Bill to Clarify Joint Employer Standard Advances

November 4, 2015

pic-nlrb-laborOn Oct. 28, the House Education and the Workforce Committee, chaired by Rep. John Kline (R-Minn.), approved H.R. 3459, the Protecting Local Business Opportunity Act. The legislation is intended to protect small businesses and their employees by rolling back the National Labor Relations Board’s (NLRB) recent Browning-Ferris Industries decision redefining what it means to be an employer. The bill passed the committee by a party line vote of 21-15.

As passed by the committee, H.R. 3459 will revise the National Labor Relations Act to state that two or more employers may be considered joint employers only if each has “actual, direct, and immediate” control over essential terms and conditions of employment.
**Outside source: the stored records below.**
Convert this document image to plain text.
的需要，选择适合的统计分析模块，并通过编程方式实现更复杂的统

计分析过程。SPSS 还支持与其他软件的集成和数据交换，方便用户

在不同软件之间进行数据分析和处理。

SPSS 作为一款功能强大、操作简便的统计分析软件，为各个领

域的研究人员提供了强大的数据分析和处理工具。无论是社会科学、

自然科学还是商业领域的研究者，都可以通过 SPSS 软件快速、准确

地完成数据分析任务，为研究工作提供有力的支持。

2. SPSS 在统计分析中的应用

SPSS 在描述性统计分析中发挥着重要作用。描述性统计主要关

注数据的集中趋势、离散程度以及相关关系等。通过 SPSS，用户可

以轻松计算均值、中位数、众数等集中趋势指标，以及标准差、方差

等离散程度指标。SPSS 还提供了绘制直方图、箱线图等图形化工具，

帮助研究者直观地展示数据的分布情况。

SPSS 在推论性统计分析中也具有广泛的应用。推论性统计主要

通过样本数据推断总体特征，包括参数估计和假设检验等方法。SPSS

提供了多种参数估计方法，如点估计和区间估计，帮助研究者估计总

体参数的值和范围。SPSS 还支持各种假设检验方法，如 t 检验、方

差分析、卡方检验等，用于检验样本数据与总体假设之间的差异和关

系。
For more than 30 years, the NLRB considered two or more employers “joint employers” if they had “actual,” “direct,” and “immediate” control over essential terms and conditions of employment. This joint employer standard has protected small businesses from liability involving employees over which they do not have actual or direct control. As a result, franchisors and franchisees or contractors and subcontractors were not considered joint employers because each employer directed the daily operations of his or her own separate business.
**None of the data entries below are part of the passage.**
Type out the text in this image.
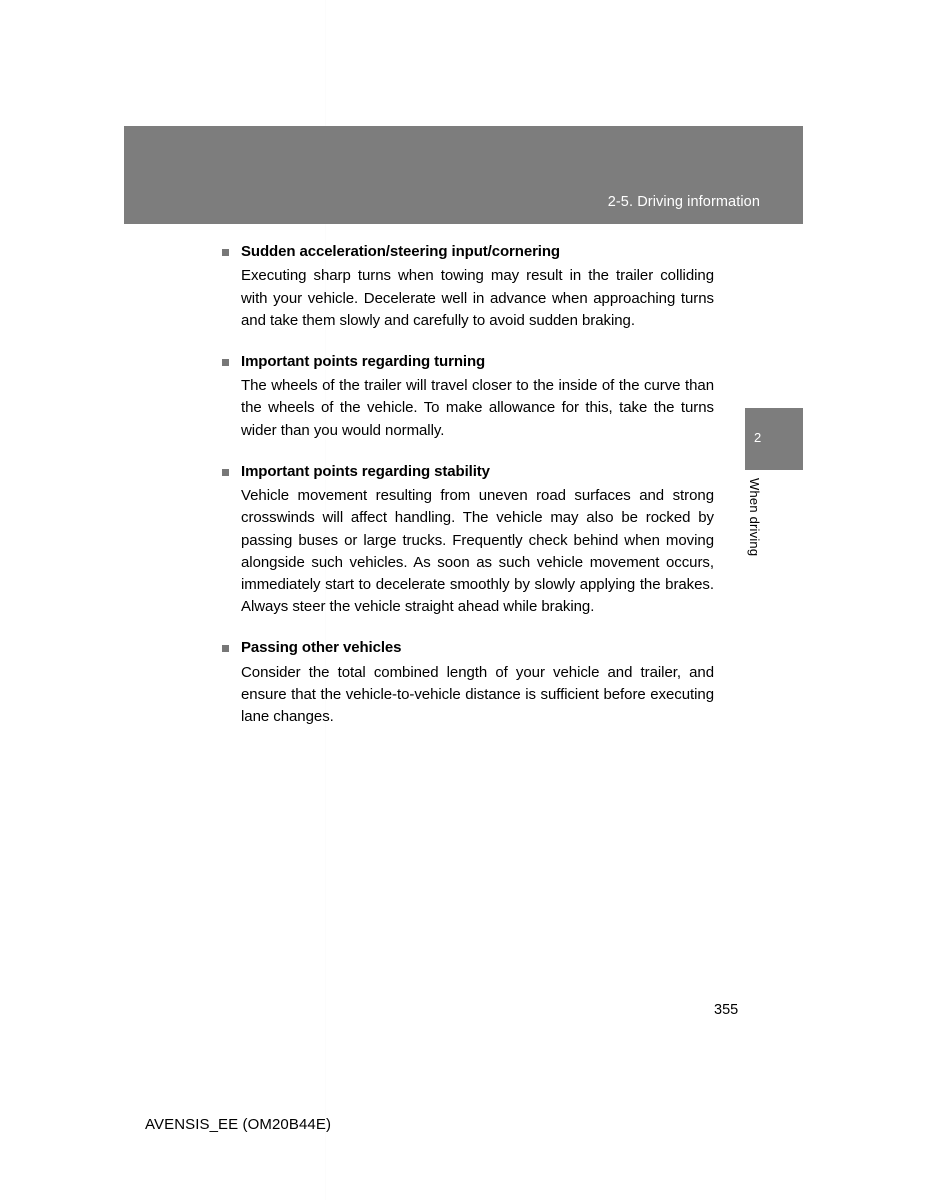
2-5. Driving information
2
When driving
Sudden acceleration/steering input/cornering

Executing sharp turns when towing may result in the trailer colliding with your vehicle. Decelerate well in advance when approaching turns and take them slowly and carefully to avoid sudden braking.

Important points regarding turning

The wheels of the trailer will travel closer to the inside of the curve than the wheels of the vehicle. To make allowance for this, take the turns wider than you would normally.

Important points regarding stability

Vehicle movement resulting from uneven road surfaces and strong crosswinds will affect handling. The vehicle may also be rocked by passing buses or large trucks. Frequently check behind when moving alongside such vehicles. As soon as such vehicle movement occurs, immediately start to decelerate smoothly by slowly applying the brakes. Always steer the vehicle straight ahead while braking.

Passing other vehicles

Consider the total combined length of your vehicle and trailer, and ensure that the vehicle-to-vehicle distance is sufficient before executing lane changes.

355
AVENSIS_EE (OM20B44E)
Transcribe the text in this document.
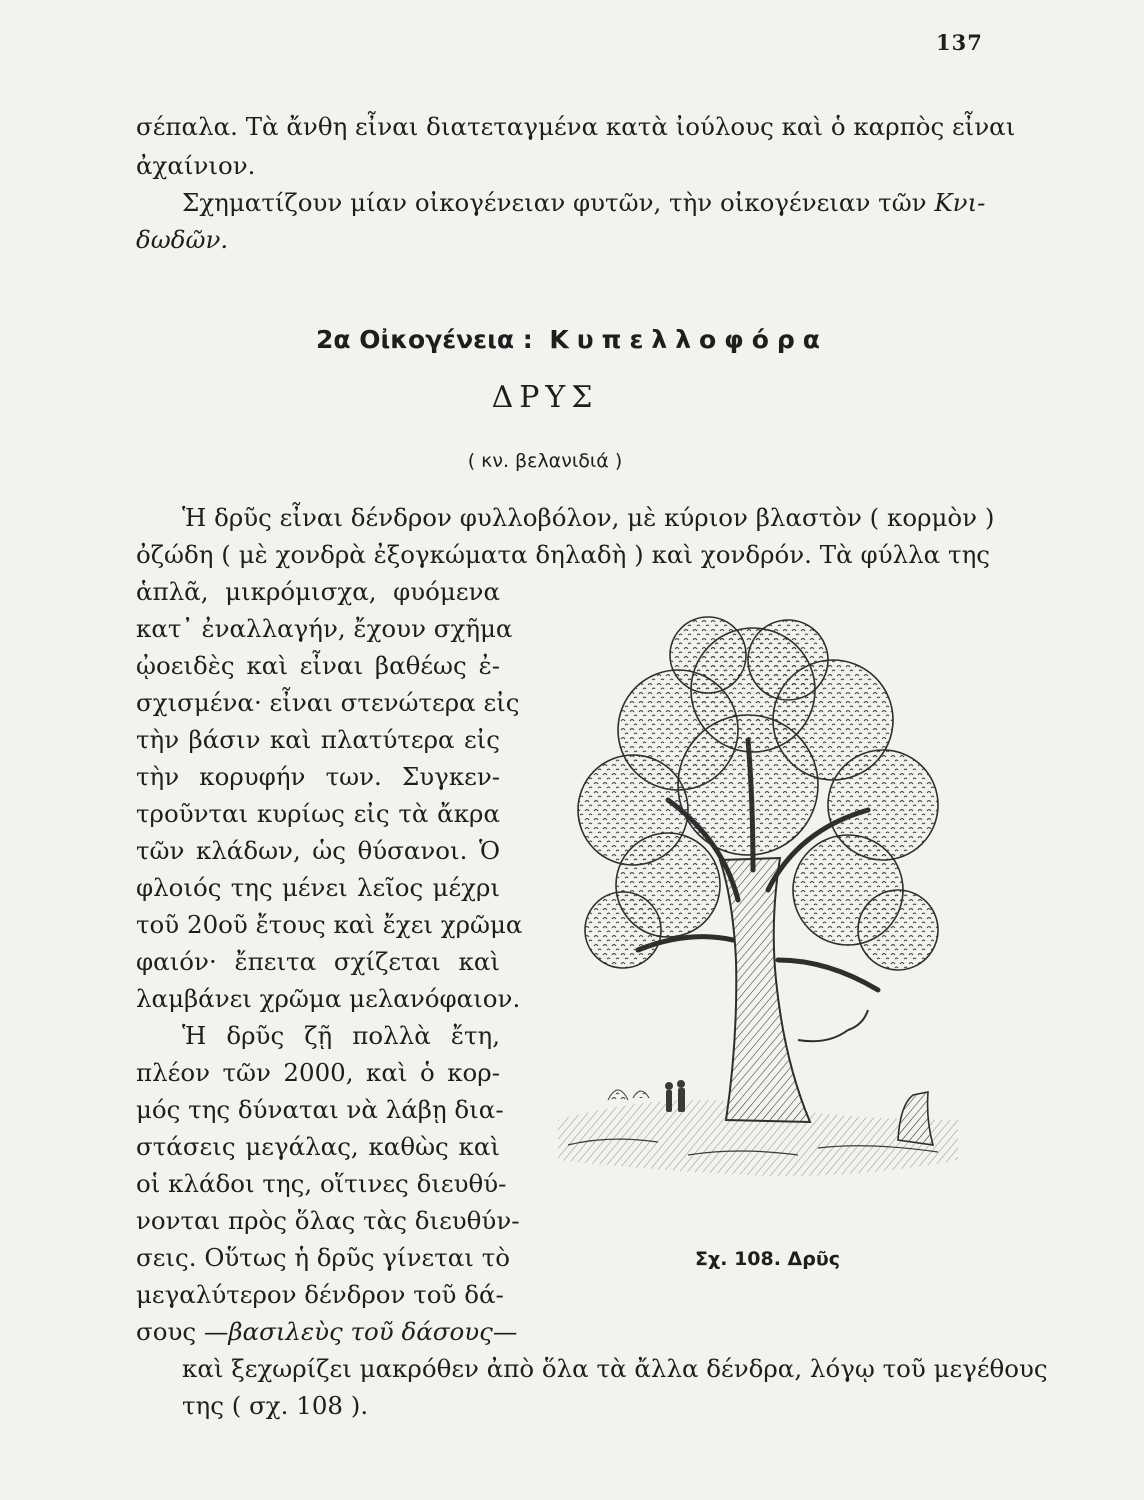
137
σέπαλα. Τὰ ἄνθη εἶναι διατεταγμένα κατὰ ἰούλους καὶ ὁ καρπὸς εἶναι
ἀχαίνιον.
Σχηματίζουν μίαν οἰκογένειαν φυτῶν, τὴν οἰκογένειαν τῶν Κνι-
δωδῶν.
2α Οἰκογένεια : Κυπελλοφόρα
ΔΡΥΣ
( κν. βελανιδιά )
Ἡ δρῦς εἶναι δένδρον φυλλοβόλον, μὲ κύριον βλαστὸν ( κορμὸν )
ὀζώδη ( μὲ χονδρὰ ἐξογκώματα δηλαδὴ ) καὶ χονδρόν. Τὰ φύλλα της
ἁπλᾶ, μικρόμισχα, φυόμενα
κατ᾽ ἐναλλαγήν, ἔχουν σχῆμα
ᾠοειδὲς καὶ εἶναι βαθέως ἐ-
σχισμένα· εἶναι στενώτερα εἰς
τὴν βάσιν καὶ πλατύτερα εἰς
τὴν κορυφήν των. Συγκεν-
τροῦνται κυρίως εἰς τὰ ἄκρα
τῶν κλάδων, ὡς θύσανοι. Ὁ
φλοιός της μένει λεῖος μέχρι
τοῦ 20οῦ ἔτους καὶ ἔχει χρῶμα
φαιόν· ἔπειτα σχίζεται καὶ
λαμβάνει χρῶμα μελανόφαιον.
Ἡ δρῦς ζῇ πολλὰ ἔτη,
πλέον τῶν 2000, καὶ ὁ κορ-
μός της δύναται νὰ λάβῃ δια-
στάσεις μεγάλας, καθὼς καὶ
οἱ κλάδοι της, οἵτινες διευθύ-
νονται πρὸς ὅλας τὰς διευθύν-
σεις. Οὕτως ἡ δρῦς γίνεται τὸ
μεγαλύτερον δένδρον τοῦ δά-
σους —βασιλεὺς τοῦ δάσους—
καὶ ξεχωρίζει μακρόθεν ἀπὸ ὅλα τὰ ἄλλα δένδρα, λόγῳ τοῦ μεγέθους
της ( σχ. 108 ).
Σχ. 108. Δρῦς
However, in August 2015, NLRB issued a decision that redefines the NLRB’s standard for determining joint employer status, which requires companies to participate in union negotiations and could potentially make them liable for their subcontractors’ employment actions. In the 3-2 ruling, the NLRB found that Browning-Ferris Industries (BFI) of California, which operates a recycling facility and staffing agency Leadpoint, which supplies employees for cleaning and sorting, are joint employers.
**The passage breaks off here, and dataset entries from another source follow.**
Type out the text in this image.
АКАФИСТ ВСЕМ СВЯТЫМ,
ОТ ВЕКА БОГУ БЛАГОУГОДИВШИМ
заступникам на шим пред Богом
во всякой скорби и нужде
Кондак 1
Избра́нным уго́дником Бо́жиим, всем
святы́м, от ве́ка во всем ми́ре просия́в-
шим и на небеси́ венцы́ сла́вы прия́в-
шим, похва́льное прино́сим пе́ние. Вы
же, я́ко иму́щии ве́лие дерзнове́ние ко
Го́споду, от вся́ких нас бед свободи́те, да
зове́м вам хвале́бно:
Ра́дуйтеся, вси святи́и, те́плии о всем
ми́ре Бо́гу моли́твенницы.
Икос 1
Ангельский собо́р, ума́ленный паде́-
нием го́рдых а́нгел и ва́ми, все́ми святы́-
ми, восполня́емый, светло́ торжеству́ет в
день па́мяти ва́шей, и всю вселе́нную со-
Under the standard used by the NLRB, companies can be considered joint employers if they “share or codetermine those matters governing the essential terms and conditions of employment.” In their decision, the NLRB pointed to indirect and direct control that BFI possessed over those matters for Leadpoint’s workers, including wages and hours, scheduling, overtime and determining the manner and method of work performance.

H.R. 3459 and Senate companion bill, S. 2015, will guarantee small-business owners and their employees will not be threatened by the recent NLRB decision and will instead restore the decades old joint employer standard used to determine whether two separate companies are considered one employer with respect to a group of employees for purposes of liability and bargaining obligations under the National Labor Relations Act.

During the markup, several amendments were offered by committee Democrats; however, all were ruled non-germane by the Chairman. The bill now awaits House floor action and most Democrats on the committee predicted the measure would be vetoed if it ever reached President Barack Obama’s desk.